O chefe dos serviços de inteligência turcos, Ibrahim Kalin, viajou nesta quinta-feira a Damasco, segundo imagens divulgadas por meios de comunicação turcos.

"Reconstruir"
Para acalmar os temores da comunidade internacional, o primeiro-ministro sírio, Mohamad al-Bashir, nomeado até 1º de março, quis se mostrar tranquilizador.

"Garantiremos os direitos de toda a população e de todas as confissões na Síria", prometeu em entrevista ao jornal italiano Corriere della Sera, publicada na quarta-feira.

Bashir também pediu aos milhões de sírios no exílio que retornem para "reconstruir" o país, de maioria árabe sunita, mas onde convivem diversas comunidades étnicas e religiosas.

O HTS garante que rompeu com o jihadismo, mas continua na lista de organizações "terroristas" de vários países ocidentais, incluindo os Estados Unidos.

Cerca de seis milhões de sírios, ou seja, um quarto da população, fugiram do país desde 2011, quando a repressão às manifestações pró-democracia desencadeou uma guerra que já deixou mais de 500.000 mortos.

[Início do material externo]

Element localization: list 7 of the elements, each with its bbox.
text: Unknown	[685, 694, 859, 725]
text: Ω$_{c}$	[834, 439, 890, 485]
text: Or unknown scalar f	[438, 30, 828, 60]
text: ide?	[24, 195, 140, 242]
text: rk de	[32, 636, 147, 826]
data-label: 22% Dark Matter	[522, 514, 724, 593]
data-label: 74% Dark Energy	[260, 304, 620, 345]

Cerca de 200 pessoas se reuniram nesta quinta-feira no posto fronteiriço turco de Cilvegözü, a cerca de 50 km de Aleppo, para entrar na Síria, segundo um policial contatado pela AFP.

Após a queda do clã Assad, que governou com mão de ferro por mais de meio século, os habitantes de Damasco não escondem sua felicidade.

"Vendo as pessoas nas ruas, temos a impressão de que estávamos todos presos sob a terra e agora saímos para a luz do dia", diz Razan al-Halabi, de 38 anos.

Desde 2011, mais de 100.000 pessoas morreram em prisões sírias, estimou em 2022 o Observatório Sírio de Direitos Humanos (OSDH).

"Barbárie inimaginável"
O enviado da ONU na Síria, Geir Pedersen, pediu, nesta quinta-feira, a libertação imediata das "incontáveis" pessoas ainda detidas arbitrariamente e denunciou a "barbárie inimaginável" que os sírios sofreram nos últimos anos.

As novas autoridades anunciaram que o cidadão americano Travis Timmerman havia sido libertado e se disseram dispostas "a cooperar" com Washington para encontrar outros americanos desaparecidos, incluindo o jornalista Austin Tice, sequestrado em 2012 durante uma operação do exército na periferia de Damasco.

A administração autônoma curda anunciou, nesta quinta, que adotará a bandeira com as três estrelas vermelhas usada pelos rebeldes, "um símbolo de uma nova etapa, que expressa as aspirações do povo sírio à liberdade, dignidade e unidade nacional".